A PyTorch implementation of the FaceNet [1] paper for training a facial recognition model using Triplet Loss. Training is done on the VGGFace2 [2] dataset containing 3.3 million face images based on over 9000 human identities. Evaluation is done on the Labeled Faces in the Wild [3] dataset. Please note there are overlapping identities between the two datasets since both are based on human celebrities (500 identities), overlapping identities were not removed from the training dataset in this implementation.

A pre-trained model on tripet loss with an accuracy of 97.65% on the LFW dataset is provided here. Please let me know if you find mistakes and errors, or improvement ideas for the code and for future training experiments. Feedback would be greatly appreciated as this is still work in progress.

Pre-trained model

Link to download the pre-trained model using Triplet Loss here.

Pre-trained Model LFW Test Metrics

The model was trained and tested using tightly-cropped face image data using the MTCNN Face Detection model in David Sandberg's facenet repository, more information is available in the Training and Testing Datasets section.

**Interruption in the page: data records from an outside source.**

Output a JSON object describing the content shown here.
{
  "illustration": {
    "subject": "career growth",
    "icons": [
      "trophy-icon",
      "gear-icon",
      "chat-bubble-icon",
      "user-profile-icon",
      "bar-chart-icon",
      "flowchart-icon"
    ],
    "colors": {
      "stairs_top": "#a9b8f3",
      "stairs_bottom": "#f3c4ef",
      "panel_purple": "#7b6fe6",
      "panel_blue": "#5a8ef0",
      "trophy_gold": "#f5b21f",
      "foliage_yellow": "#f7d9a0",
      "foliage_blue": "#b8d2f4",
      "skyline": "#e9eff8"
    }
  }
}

Note: The available pre-trained model was not trained according to the current training method of triplet batches being constrained to a set number of human identities. The training method used for training this model could be seen by checking to older commits. A new pre-trained model using the current training method will be uploaded hopefully soon. I am also currently testing whether having a BatchNormalization operation on the face embeddings would yield better results than without the operation.

accuracy

roc

Architecture Loss Triplet loss selection method Embedding dimension Margin Training Epochs Number of triplets per epoch Batch Size Optimizer Learning Rate LFW Accuracy LFW Precision LFW Recall ROC Area Under Curve TAR (True Acceptance Rate) @ FAR (False Acceptance Rate) = 1e-1 TAR (True Acceptance Rate) @ FAR (False Acceptance Rate) = 1e-2 TAR (True Acceptance Rate) @ FAR (False Acceptance Rate) = 1e-3 Best mean Euclidean Distance
ResNet-18 Triplet Loss Semi-Hard Negatives 256 0.2 19 10,000,000 256 Adagrad (with weight_decay=2e-4, initial_accumulator_value=0.1, eps=1e-10) 0.05 0.9765+-0.0047 0.9755+-0.0069 0.9777+-0.0083 0.9973 0.9963+-0.0048 0.9353+-0.0201 0.8110+-0.0288 0.95+-0.0

How to import and use the model

Note: The facial recognition model should be used with a face detection model (preferably the MTCNN Face Detection Model from David Sandberg's facenet repository that was used to crop the training and test datasets for this model), the face detection model would predict the bounding box coordinates of human face in an input image then the face would be cropped and resized to size 224x224 and then inputted to the facial recognition model. Using images with no tightly-cropped face images by a face detection model as input to the facial recognition model would yield bad results. For a working example please check my other repository. I intend to do a pytorch version of that repository once I manage to train a facial recognition model with satisfactory LFW results.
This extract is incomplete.